Much has been made of the need for diversity in a male-dominated music industry (and quite right too) so it’s heartening to see that both bands appearing tonight have all-female line-ups. What’s even more impressive is that both of these bands can, in terms of sonic fury, out-rock their male counterparts, and if you want to know what the real sound of “girl power” is, then the answer is right here.
Live Report: Otoboke Beaver + Drinking Boys And Girls Choir
The Fleece, Bristol, 10.05.2023
I’m a big fan of three-piece bands. There’s something so very tight and compact about these reduced numbers that produce a sound which is devoid of any excess fat and packs a hefty punch, and that’s exactly what South Korea’s Drinking Boys And Girls Choir deliver. Hailing from Daegu, South Korea, they’re a buoyant bunch who deliver songs that’d make the perfect soundtrack to various skateboard stunts (whilst consuming some choice alcoholic beverages). The three-pronged vocal attack makes for an arresting experience as bassist Meena Bae covers every inch of the stage while drummer Myeong-jin Kim deftly mixes up rhythms. Over the past decade, the band have blazed through four guitarists, but I hope they stick with number five because Megan Nisbet is a cracking vocalist who can also deliver a gnarly solo (or two). It’s the band’s last night on the Otoboke Beaver tour, so there’s an end-of-term vibe to proceedings, but the band are all business and delivers an enjoyable, energetic set.
On every tour of the UK, Japan’s Otoboke Beaver have built on previous successes and, as the sell-out shows on this jaunt testify, they’ll soon have to graduate to bigger venues. That would be thoroughly deserved because their career has been characterised by an uncompromising ethic, yet if they did play larger halls I’m sure that they’d lose a certain something. Such is the confrontational nature of their music, that this is one show that’s best experienced up close and personal, in a clammy venue with the ceiling dripping sweat and the band hurling all sorts of sonic obscenities in your direction. That’s exactly what they deliver tonight and, as soon as the first chord of YAKITORI rings out (and I mean the very first chord), the crowd erupts like a primed bomb with plenty of moshing and slam-dancing.
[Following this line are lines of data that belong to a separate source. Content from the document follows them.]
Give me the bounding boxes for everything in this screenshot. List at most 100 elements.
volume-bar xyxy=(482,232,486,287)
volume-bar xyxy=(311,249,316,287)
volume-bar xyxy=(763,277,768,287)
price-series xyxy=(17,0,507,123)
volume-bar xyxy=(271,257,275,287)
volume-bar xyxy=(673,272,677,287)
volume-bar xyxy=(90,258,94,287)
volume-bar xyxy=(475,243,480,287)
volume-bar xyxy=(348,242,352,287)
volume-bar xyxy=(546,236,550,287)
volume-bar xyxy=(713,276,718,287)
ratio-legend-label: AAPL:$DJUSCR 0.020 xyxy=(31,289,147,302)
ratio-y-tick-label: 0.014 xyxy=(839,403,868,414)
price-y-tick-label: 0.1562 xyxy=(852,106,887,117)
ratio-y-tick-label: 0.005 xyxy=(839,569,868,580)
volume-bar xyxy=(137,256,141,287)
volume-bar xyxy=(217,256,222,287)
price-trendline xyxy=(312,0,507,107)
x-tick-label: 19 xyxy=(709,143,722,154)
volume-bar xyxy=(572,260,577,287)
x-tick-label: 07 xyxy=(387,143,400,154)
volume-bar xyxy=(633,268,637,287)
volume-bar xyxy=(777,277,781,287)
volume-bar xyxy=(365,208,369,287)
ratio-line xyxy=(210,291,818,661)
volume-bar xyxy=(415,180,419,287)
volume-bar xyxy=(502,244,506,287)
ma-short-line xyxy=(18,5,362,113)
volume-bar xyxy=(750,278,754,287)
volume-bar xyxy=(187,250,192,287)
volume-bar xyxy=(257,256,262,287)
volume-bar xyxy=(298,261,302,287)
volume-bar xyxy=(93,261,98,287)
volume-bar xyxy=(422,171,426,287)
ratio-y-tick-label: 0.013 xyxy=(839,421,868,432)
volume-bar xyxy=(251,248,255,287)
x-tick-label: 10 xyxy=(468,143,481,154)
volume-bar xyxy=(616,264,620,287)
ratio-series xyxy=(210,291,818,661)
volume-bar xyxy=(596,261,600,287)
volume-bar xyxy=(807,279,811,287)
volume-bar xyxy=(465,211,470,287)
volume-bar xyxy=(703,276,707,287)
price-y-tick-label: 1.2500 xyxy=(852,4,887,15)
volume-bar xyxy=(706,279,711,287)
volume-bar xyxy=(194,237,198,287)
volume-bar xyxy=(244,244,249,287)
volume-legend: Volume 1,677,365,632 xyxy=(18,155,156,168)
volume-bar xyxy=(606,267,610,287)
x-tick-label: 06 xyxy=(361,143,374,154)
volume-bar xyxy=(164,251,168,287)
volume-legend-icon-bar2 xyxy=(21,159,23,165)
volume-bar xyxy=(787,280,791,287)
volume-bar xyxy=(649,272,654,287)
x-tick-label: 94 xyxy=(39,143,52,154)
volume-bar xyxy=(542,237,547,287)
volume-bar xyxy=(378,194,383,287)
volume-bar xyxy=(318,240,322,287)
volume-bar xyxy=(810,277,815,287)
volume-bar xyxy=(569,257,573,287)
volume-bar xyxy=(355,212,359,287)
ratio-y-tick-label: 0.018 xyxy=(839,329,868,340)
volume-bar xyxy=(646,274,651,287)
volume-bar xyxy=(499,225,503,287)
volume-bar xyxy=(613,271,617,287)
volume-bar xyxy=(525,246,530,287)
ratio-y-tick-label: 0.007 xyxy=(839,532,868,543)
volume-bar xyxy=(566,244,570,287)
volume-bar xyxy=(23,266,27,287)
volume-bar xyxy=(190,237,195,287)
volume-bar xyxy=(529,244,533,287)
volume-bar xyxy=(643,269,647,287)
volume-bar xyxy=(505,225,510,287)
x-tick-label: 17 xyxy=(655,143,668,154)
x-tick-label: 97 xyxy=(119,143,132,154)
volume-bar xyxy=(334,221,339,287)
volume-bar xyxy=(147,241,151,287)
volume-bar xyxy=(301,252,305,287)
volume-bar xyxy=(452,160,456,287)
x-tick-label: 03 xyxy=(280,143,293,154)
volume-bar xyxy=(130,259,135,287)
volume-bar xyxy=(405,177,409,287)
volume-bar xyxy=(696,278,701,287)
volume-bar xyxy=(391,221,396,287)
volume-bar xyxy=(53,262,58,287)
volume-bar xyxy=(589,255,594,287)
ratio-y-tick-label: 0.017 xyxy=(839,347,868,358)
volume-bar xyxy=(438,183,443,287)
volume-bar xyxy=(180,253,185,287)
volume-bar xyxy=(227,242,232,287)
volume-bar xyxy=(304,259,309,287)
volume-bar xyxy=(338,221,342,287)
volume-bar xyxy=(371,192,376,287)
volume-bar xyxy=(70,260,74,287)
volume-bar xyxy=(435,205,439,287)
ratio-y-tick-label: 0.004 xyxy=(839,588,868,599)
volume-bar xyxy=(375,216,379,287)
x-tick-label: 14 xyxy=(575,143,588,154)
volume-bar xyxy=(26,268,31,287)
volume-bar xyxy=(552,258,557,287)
With the band locking in tightly, their chaotic-but-controlled ethos can be quite disorientating and you get the feeling that their sound is teetering of the edge of a canyon, but it’s testament to their skill that they keep it permanently poised in such a position throughout the entire show.
Otoboke Beaver are an irrepressible force of nature, and 22 tracks performed in one frenetic hour should tell you all you need know. Guitarist Yoyoyoshie is like a younger Angus Young (after imbibing amphetamines) and writhes rhythmically whilst pulling some impossible sounds from her instrument. However, star of the show is drummer Kahokiss who plays with her foot in a brace, but you’d never guess; her timing remains impeccable, and she’s ably supplemented by bassist Hiro-Chan. What I really miss from the band’s early days is vocalist Accorinrin’s guitar playing, as it made a nice foil to the more expansive playing of Yoyoyoshie, but on the flip side it’s allowed her to become unfettered and to get up close and personal with the crowd. Tonight’s set is a career-spanner with older tracks rubbing shoulders with the new and, with the songs delivered in quick succession, offers little in the way of respite, only adding to the feeling of urgency. あなたわたし抱いたあとよめのめし (Anata Watashi Daita Ato Yome No Meshi) brings the set to a shuddering conclusion, ensuring no one leaves disappointed.